One major benefit of open models is their potential to be improved if they are fine-tuned for a specific use case. Sometimes, you’ll discover a fast model that is very close in quality for most tasks, but too deficient in others to adopt in production. Fine-tuning or preference optimization may be your solution, as you’re creating a servable artifact attuned to your data and task. This is especially compelling if you already have logged conversations or other production data. The investment in most LoRA SFT fine-tuning experiments is relatively small, and running many experiments with both LoRA and DPO are supported on the Together AI platform today.

FAQ

We’ve discussed many important topics to consider when evaluating open models. Open models are incredibly powerful due to their cost, broad community support, and adaptability through fine-tuning and other model shaping techniques.

Why should I select an open model for my workload?

Open models offer transparency, adaptability, and control.

What legal considerations are relevant when selecting an open model?

The license of the model and its country of origin are examples of legal considerations you may encounter during model selection. Ensure you’re aware of any internal licensing or provenance requirements.

How do I select a model for a specific task?

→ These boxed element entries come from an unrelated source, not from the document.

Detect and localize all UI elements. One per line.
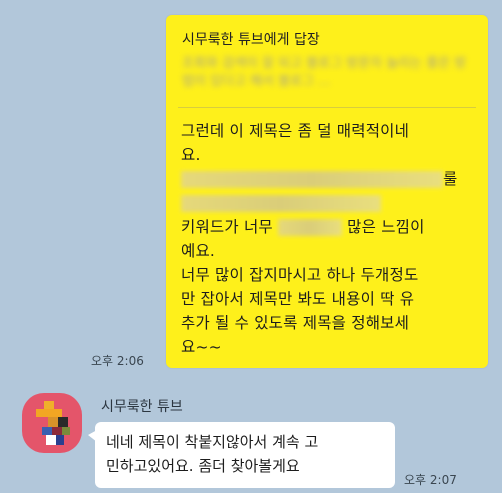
quoted-message-preview[interactable]: 조회와 검색이 잘 되고 블로그 방문자 늘리는 좋은 방법이 있다고 해서 블… xyxy=(182,55,472,95)
incoming-timestamp: 오후 2:07 xyxy=(404,473,457,487)
avatar-pixel xyxy=(46,435,56,445)
avatar-pixel xyxy=(52,427,62,435)
avatar-pixel xyxy=(62,427,70,435)
message-line: 만 잡아서 제목만 봐도 내용이 딱 유 xyxy=(181,290,415,308)
message-line: 그런데 이 제목은 좀 덜 매력적이네 xyxy=(181,122,410,140)
avatar-pixel xyxy=(42,427,52,435)
message-line-redacted xyxy=(181,191,477,215)
message-line-redacted: 룰 xyxy=(181,167,477,191)
avatar-pixel xyxy=(36,409,62,417)
message-line: 요. xyxy=(181,146,201,164)
avatar-pixel xyxy=(58,417,68,427)
outgoing-timestamp: 오후 2:06 xyxy=(91,354,144,368)
avatar-pixel-art xyxy=(44,401,54,409)
message-line: 키워드가 너무 많은 느낌이 xyxy=(181,218,425,236)
sender-avatar[interactable] xyxy=(22,393,82,453)
incoming-message-text: 네네 제목이 착붙지않아서 계속 고 민하고있어요. 좀더 찾아볼게요 xyxy=(106,430,392,478)
redacted-text xyxy=(278,219,343,236)
message-line: 추가 될 수 있도록 제목을 정해보세 xyxy=(181,314,410,332)
message-line: 네네 제목이 착붙지않아서 계속 고 xyxy=(106,433,319,451)
outgoing-message-text: 그런데 이 제목은 좀 덜 매력적이네 요. 룰 키워드가 너무 많은 느낌이 … xyxy=(181,119,477,359)
redacted-text xyxy=(181,171,443,188)
message-line: 예요. xyxy=(181,242,216,260)
avatar-pixel xyxy=(48,417,58,427)
reply-header: 시무룩한 튜브에게 답장 xyxy=(182,32,320,48)
message-line: 요~~ xyxy=(181,338,222,356)
reply-divider xyxy=(178,107,476,108)
incoming-message-bubble[interactable]: 네네 제목이 착붙지않아서 계속 고 민하고있어요. 좀더 찾아볼게요 xyxy=(88,422,395,488)
redacted-text xyxy=(181,195,381,212)
avatar-pixel xyxy=(56,435,64,445)
sender-name: 시무룩한 튜브 xyxy=(101,399,183,415)
message-line: 민하고있어요. 좀더 찾아볼게요 xyxy=(106,457,300,475)
outgoing-message-bubble[interactable]: 시무룩한 튜브에게 답장 조회와 검색이 잘 되고 블로그 방문자 늘리는 좋은… xyxy=(166,15,488,368)
message-line: 너무 많이 잡지마시고 하나 두개정도 xyxy=(181,266,419,284)
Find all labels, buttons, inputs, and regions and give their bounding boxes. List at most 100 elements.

The table earlier in this post includes a comparison across low, medium, and high parameter count models. Remember the tradeoffs involved: large models are generally smarter but slower, and cost a bit more. Smaller models are usually less capable but significantly faster and cheaper.

How should I evaluate open-source models?

While academic benchmarks are helpful to generally describe a model’s capabilities in some domain or task, understanding what metrics apply to your successful outcomes is the first and most important step. Understand the use case and the metrics that commonly apply to it, and become comfortable regularly running those evaluations and parsing their results.

How can I adapt a model to get better at a task?

Fine-tuning techniques such as LoRA SFT, full fine-tuning, or direct preference optimization can guide a well-performing model to cover gaps in performance. Existing evaluation processes make fine-tuning very powerful, because you can quickly test model quality with a held-out dataset.